Он механически продолжал действовать так, как полагается действовать во время операции второму хирургу. Но поймал себя на том, что не только внимание, а и зрение его как бы раздваивается. Перехватывая пеаном сосуд, отодвигая пинцетом ткань, ловя ускользающую мышцу, он вместе с тем неотрывно следил за руками Мезенцева. Это было ни с чем не сравнимое напряжение. Когда операция кончилась и они вдвоем с Фэфэ вышли в предоперационную, Львовский испытывал такую усталость, словно в полной боевой выкладке пробежал пять километров в гору. Даже Мезенцев, никогда не замечавший или не желавший замечать настроение товарищей, удивленно приподнял свою не по возрасту черную бровь:

– Какие-нибудь неприятности, Матвей Анисимович?

Что ответить? Мезенцев явно не понимает того, что с ним происходит. Львовский не допускал мысли, что Фэфэ позволил бы себе оперировать, понимая… А если не понимает, то и не поверит. Просто не поверит.

Он отвернулся, скидывая халат.

– Устал немножко, Федор Федорович.

– Да, да, – рассеянно отозвался Мезенцев, – все мы устаем понемногу…

В этот день Львовскому не удалось поймать ни Юлию Даниловну, с которой он хотел посоветоваться, ни Степняка, которому он считал обязательным сообщить о своих опасениях. Обоих зачем-то вызвали в райком. Значит, до завтра. Жаль Фэфэ, но каждая следующая операция всемогущего Мезенцева может оказаться роковой для человека, вверяющего ему свою жизнь. А раз так…

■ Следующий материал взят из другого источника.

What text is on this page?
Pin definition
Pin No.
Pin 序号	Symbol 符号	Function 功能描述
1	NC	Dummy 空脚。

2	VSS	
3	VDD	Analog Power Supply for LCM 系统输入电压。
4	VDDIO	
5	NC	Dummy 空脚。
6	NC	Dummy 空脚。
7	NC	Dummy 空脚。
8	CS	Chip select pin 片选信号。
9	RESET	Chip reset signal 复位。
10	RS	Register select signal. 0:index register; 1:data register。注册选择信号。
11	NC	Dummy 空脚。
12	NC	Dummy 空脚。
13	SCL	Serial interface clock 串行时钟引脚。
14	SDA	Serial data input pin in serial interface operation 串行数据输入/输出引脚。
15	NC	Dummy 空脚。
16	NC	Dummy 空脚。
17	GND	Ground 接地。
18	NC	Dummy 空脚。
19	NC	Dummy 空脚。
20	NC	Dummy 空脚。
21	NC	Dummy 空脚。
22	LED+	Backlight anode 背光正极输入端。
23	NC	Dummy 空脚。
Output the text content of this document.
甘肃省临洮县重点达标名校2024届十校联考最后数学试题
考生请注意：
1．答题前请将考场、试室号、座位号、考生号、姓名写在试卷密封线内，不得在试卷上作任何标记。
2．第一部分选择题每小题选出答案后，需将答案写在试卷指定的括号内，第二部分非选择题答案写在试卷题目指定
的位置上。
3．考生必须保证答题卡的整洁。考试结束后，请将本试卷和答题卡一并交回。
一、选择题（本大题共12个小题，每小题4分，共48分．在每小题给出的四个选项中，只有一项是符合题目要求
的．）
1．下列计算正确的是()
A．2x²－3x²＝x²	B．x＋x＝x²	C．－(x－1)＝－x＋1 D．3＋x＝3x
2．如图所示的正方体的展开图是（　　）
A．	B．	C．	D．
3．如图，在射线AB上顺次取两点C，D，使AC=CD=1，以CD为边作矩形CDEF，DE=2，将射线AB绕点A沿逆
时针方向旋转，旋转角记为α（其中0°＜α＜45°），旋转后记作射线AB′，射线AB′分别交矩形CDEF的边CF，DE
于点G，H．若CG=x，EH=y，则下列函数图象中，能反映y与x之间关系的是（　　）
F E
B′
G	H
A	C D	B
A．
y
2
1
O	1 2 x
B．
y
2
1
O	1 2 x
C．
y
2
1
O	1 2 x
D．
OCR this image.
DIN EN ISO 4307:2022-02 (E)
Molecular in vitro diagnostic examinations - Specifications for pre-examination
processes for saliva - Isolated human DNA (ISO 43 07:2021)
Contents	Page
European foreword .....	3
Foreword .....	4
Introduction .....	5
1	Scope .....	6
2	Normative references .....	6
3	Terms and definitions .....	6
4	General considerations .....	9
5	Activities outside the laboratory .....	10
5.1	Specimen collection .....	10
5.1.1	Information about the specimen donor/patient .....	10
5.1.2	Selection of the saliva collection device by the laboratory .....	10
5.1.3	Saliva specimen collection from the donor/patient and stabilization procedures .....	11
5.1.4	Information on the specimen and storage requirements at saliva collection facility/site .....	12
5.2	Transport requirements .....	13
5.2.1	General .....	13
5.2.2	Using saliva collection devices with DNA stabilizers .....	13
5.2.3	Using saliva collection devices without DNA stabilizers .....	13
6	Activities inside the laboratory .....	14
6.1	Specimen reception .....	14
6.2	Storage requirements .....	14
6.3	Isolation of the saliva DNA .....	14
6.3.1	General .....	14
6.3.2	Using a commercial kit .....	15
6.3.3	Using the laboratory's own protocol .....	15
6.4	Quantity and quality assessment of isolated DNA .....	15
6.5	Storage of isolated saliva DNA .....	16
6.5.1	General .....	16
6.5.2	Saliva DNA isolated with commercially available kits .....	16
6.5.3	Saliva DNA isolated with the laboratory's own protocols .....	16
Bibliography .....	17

Но и на следующее утро Львовскому не удалось поговорить ни со Степняком, ни с Лозняковой. Уже в раздевалке по хмурому лицу гардеробщицы он понял, что в больнице случилась какая-то неприятность. На площадке лестницы Анна Витальевна Седловец поджидала ушедший наверх лифт. Халат ее, как всегда, был застегнут криво, из переполненной хозяйственной сумки вызывающе торчали рыбьи хвосты.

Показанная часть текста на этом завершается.